3

I'm confused about the advantage of embedded key-value databases over the naive solution of just storing one file on disk per key. For example, databases like RocksDB, Badger, SQLite use fancy data structures like B+ trees and LSMs but seem to get roughly the same performance as this simple solution.

For example, Badger (which is the fastest Go embedded db) takes about 800 microseconds to write an entry. In comparison, creating a new file from scratch and writing some data to it takes 150 mics with no optimization.

EDIT: to clarify, here's the simple implementation of a key-value store I'm comparing with the state of the art embedded dbs. Just hash each key to a string filename, and store the associated value as a byte array at that filename. Reads and writes are ~150 mics each, which is faster than Badger for single operations and comparable for batched operations. Furthermore, the disk space is minimal, since we don't store any extra structure besides the actual values.

I must be missing something here, because the solutions people actually use are super fancy and optimized using things like bloom filters and B+ trees.

rampatowl
  • 1,722
  • 1
  • 17
  • 38
  • 1
    Database is not just a matter of writing content to disk, but how to manage them (transaction, query, update, sorting, etc.). If you store your content to *raw file* (e.g. one disk per key), you won't have those advantages, unless you implement those features by yourself. Furthermore, every file has *metadata* which occupies disk space. If your content size is less than the metadata size, then "one file per key" solution will be inefficient. – putu Apr 10 '18 at 05:04
  • 1
    Just a wild guess here, I think you will eventually hit file system bottlenecks as more and more small files are added. Also, batch writes and reads probably will outpace single file open / write / read operations as number of keys in each batch increases? – Aaron Qian Apr 10 '18 at 05:38

3 Answers3

2

But Badger is not about writing "an" entry:

My writes are really slow. Why?

Are you creating a new transaction for every single key update? This will lead to very low throughput.
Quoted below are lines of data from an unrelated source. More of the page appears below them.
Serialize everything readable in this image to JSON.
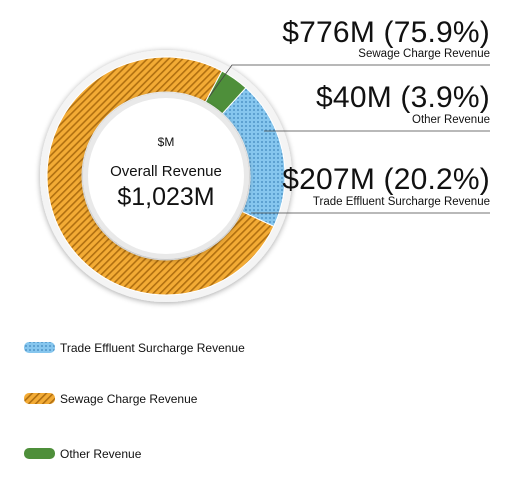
{
  "chart_data": {
    "type": "pie",
    "variant": "donut",
    "unit": "$M",
    "center": {
      "unit_label": "$M",
      "title": "Overall Revenue",
      "total_label": "$1,023M",
      "total": 1023
    },
    "series": [
      {
        "name": "Sewage Charge Revenue",
        "value": 776,
        "percent": 75.9,
        "value_label": "$776M (75.9%)",
        "color": "#f0a42a",
        "pattern": "diagonal-hatch"
      },
      {
        "name": "Other Revenue",
        "value": 40,
        "percent": 3.9,
        "value_label": "$40M (3.9%)",
        "color": "#4e8f3a",
        "pattern": "solid"
      },
      {
        "name": "Trade Effluent Surcharge Revenue",
        "value": 207,
        "percent": 20.2,
        "value_label": "$207M (20.2%)",
        "color": "#7fc0e8",
        "pattern": "dots"
      }
    ],
    "legend": {
      "position": "bottom-left",
      "items": [
        {
          "name": "Trade Effluent Surcharge Revenue",
          "color": "#7fc0e8",
          "pattern": "dots"
        },
        {
          "name": "Sewage Charge Revenue",
          "color": "#f0a42a",
          "pattern": "diagonal-hatch"
        },
        {
          "name": "Other Revenue",
          "color": "#4e8f3a",
          "pattern": "solid"
        }
      ]
    }
  }
}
To get best write performance, batch up multiple writes inside a transaction using single DB.Update() call.
You could also have multiple such DB.Update() calls being made concurrently from multiple goroutines.

That leads to issue 396:

I was looking for fast storage in Go and so my first try was BoltDB. I need a lot of single-write transactions. Bolt was able to do about 240 rq/s.

I just tested Badger and I got a crazy 10k rq/s. I am just baffled

That is because:

LSM tree has an advantage compared to B+ tree when it comes to writes.
Also, values are stored separately in value log files so writes are much faster.

You can read more about the design here.


One of the main point (hard to replicate with simple read/write of files) is:

Key-Value separation

The major performance cost of LSM-trees is the compaction process. During compactions, multiple files are read into memory, sorted, and written back. Sorting is essential for efficient retrieval, for both key lookups and range iterations. With sorting, the key lookups would only require accessing at most one file per level (excluding level zero, where we’d need to check all the files). Iterations would result in sequential access to multiple files.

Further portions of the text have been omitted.